Ему становилось больно, невыносимо, он снова чувствовал себя живым. Безразличие уходило. И счастье, что наконец-то сегодня он избавится от бремени, которое звалось жизнью, тоже.
А ярость оставалась.
«Уходи... умоляю... — заставлял он себя просить. — Зачем ты снова пришла? Уходи... Заклинаю...»
Давно она не приходила. Почему сейчас?
Голубые глаза продолжали смотреть...
Проникновенно...
С участием...
С жалостью...
Её глаза...
Он ненавидел её за доброту и жалость. Была бы его воля...
«Убирайся! Ненавижу! Будь проклята!»
Но девушка-видение с медными волосами не уходила.
«Не засыпай, — прошептала она. — Нельзя. Лучше расскажи, как ненавидишь меня».
И он рассказывал.
Цедил слова, признавался в своей ненависти, а она слушала, и губы её улыбались. И глаза тоже.
Эти губы... эти глаза... как часто они снились ему в самом начале. Помогали не сойти с ума. Потом он понял, что это они виновны в том, что он все ещё жив. Они и их обладательница — проклятая девчонка-иномирянка! Он стал настойчиво изгонять её из снов, мыслей, воспоминаний.
У него получалось. Она уходила, он дышал спокойно. Но потом снова умирал, и она вновь приходила. И так каждый раз, раз за разом, она появлялась, а он начинал цепляться за жизнь...
Девушка из воспоминаний спасала его. Он понимал это. За это её ненавидел, за это и проклинал.
«За что ты ненавидишь меня?

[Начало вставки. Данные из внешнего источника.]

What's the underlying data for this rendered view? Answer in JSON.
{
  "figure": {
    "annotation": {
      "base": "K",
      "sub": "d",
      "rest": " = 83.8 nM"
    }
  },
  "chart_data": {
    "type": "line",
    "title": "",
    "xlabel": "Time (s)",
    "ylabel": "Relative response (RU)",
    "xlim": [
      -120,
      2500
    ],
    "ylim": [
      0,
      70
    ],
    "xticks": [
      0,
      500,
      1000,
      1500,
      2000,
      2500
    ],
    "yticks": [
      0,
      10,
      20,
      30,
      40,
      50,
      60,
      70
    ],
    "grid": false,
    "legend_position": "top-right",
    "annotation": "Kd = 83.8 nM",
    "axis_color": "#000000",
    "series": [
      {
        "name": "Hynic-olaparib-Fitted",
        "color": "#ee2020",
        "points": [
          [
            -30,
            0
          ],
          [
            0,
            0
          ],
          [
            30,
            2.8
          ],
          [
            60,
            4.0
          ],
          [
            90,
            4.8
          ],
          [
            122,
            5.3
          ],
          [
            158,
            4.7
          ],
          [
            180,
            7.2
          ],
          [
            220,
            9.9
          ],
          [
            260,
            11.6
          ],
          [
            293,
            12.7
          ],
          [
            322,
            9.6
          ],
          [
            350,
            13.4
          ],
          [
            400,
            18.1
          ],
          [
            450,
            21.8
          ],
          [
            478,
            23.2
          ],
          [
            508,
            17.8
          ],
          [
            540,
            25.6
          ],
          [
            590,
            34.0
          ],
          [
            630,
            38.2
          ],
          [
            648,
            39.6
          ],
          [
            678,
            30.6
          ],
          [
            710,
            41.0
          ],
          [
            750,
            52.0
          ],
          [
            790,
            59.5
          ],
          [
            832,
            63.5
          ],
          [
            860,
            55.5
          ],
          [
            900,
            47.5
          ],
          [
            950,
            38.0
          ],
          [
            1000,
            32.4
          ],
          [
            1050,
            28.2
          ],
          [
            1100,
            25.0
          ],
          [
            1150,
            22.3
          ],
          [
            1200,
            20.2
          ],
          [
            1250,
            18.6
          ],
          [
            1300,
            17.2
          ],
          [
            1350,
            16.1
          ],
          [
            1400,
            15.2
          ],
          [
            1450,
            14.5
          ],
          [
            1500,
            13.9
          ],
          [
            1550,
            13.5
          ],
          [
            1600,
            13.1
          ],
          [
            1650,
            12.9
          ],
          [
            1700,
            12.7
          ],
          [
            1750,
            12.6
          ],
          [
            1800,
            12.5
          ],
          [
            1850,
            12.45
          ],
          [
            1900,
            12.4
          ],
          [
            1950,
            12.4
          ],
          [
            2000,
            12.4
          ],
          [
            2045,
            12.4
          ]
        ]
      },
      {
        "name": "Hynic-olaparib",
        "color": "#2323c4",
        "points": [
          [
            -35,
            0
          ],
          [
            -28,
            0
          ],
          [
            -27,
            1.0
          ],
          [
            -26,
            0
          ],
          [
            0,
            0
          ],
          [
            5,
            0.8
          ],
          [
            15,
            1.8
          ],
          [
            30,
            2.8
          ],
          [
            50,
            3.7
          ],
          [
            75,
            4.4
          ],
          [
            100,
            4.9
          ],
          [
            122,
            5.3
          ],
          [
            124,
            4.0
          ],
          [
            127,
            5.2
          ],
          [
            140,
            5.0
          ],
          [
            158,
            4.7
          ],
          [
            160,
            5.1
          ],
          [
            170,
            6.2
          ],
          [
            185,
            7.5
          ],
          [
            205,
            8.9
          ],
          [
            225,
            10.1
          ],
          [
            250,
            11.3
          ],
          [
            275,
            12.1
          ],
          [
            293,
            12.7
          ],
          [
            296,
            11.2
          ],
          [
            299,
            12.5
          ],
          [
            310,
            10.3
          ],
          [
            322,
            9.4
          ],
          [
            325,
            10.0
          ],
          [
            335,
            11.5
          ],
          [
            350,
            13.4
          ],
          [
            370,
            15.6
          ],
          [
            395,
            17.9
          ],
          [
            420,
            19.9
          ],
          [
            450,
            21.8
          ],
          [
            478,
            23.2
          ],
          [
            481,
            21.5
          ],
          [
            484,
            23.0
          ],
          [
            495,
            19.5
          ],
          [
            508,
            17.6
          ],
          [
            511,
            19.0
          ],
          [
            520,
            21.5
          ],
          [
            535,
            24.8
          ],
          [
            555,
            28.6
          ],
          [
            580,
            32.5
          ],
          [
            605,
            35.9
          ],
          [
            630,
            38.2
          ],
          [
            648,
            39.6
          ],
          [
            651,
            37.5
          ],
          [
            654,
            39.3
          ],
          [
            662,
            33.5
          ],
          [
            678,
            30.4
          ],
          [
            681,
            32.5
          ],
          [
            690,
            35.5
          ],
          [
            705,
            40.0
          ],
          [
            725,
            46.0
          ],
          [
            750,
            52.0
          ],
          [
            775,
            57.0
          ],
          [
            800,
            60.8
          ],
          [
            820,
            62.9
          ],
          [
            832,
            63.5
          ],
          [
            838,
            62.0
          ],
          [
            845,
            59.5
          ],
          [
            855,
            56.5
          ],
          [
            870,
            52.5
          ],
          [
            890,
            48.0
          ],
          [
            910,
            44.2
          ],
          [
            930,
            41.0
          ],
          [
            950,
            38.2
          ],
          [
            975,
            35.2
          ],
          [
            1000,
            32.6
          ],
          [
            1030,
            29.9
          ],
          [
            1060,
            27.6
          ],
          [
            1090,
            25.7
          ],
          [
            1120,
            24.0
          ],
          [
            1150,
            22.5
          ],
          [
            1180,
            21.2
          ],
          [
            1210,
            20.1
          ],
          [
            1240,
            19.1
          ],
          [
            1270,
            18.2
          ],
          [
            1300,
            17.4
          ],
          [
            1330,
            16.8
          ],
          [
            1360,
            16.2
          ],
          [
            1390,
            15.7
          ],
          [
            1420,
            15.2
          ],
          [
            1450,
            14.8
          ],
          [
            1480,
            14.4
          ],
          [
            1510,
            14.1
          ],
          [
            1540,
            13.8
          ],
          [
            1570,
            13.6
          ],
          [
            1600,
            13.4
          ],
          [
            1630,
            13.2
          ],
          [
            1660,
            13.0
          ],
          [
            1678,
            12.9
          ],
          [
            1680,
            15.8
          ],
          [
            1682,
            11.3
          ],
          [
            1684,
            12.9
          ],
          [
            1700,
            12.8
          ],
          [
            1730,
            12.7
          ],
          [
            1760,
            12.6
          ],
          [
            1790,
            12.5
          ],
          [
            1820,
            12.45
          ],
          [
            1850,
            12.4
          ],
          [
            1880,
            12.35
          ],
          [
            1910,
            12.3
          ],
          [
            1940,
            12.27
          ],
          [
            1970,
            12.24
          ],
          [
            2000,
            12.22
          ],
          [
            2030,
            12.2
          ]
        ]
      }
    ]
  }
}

Расскажи?» — каждый раз тихо спрашивала она, грустно улыбаясь.
Отвлекала. Он понимал. Чтобы он не отключался.
Коварная. Хитрая.
Разве она такая?
«За то, что совсем не знаю тебя. Не узнал... За то, что убивал таких, как ты».
«Ты понял, что всё было страшной ошибкой?»
Он молчал. А она ждала. Терпеливо. Со вселенской скорбью во взгляде. Всегда ждала ответ.
«Ты понял?» — взгляд голубых глаз становился строгим.
Он никогда не хотел отвечать и упрямо молчал. Признаться, что вся жизнь была ошибкой?
Он не мог. Он понял, осознал, но признаться в этом ей?
Никогда.
Пусть он останется для неё чудовищем. Как для всех остальных.
Во взгляде девушки отражались разочарование и боль.
«Ты так ничего и не понял? — горько прошептала она. — Ты убивал и приказывал убивать таких же людей, которые теперь прикрывают твою спину, вытаскивают из-за Грани, ради тебя рискуют собой. Ты разве не понял, что они ничуть не хуже тебя? А многие лучше?»
В этот раз тоже самое. Она спрашивала, он злился.
«Уходи!» — процедил резко.
Она стала таять, развеиваться, словно была соткана из тумана.
«Ты сам прогнал меня... Снова...»
«Нет! — сердце пронзило острой болью, душу охватила смертельная тоска. Как всегда, когда она исчезала. — Не уходи! Вернись!»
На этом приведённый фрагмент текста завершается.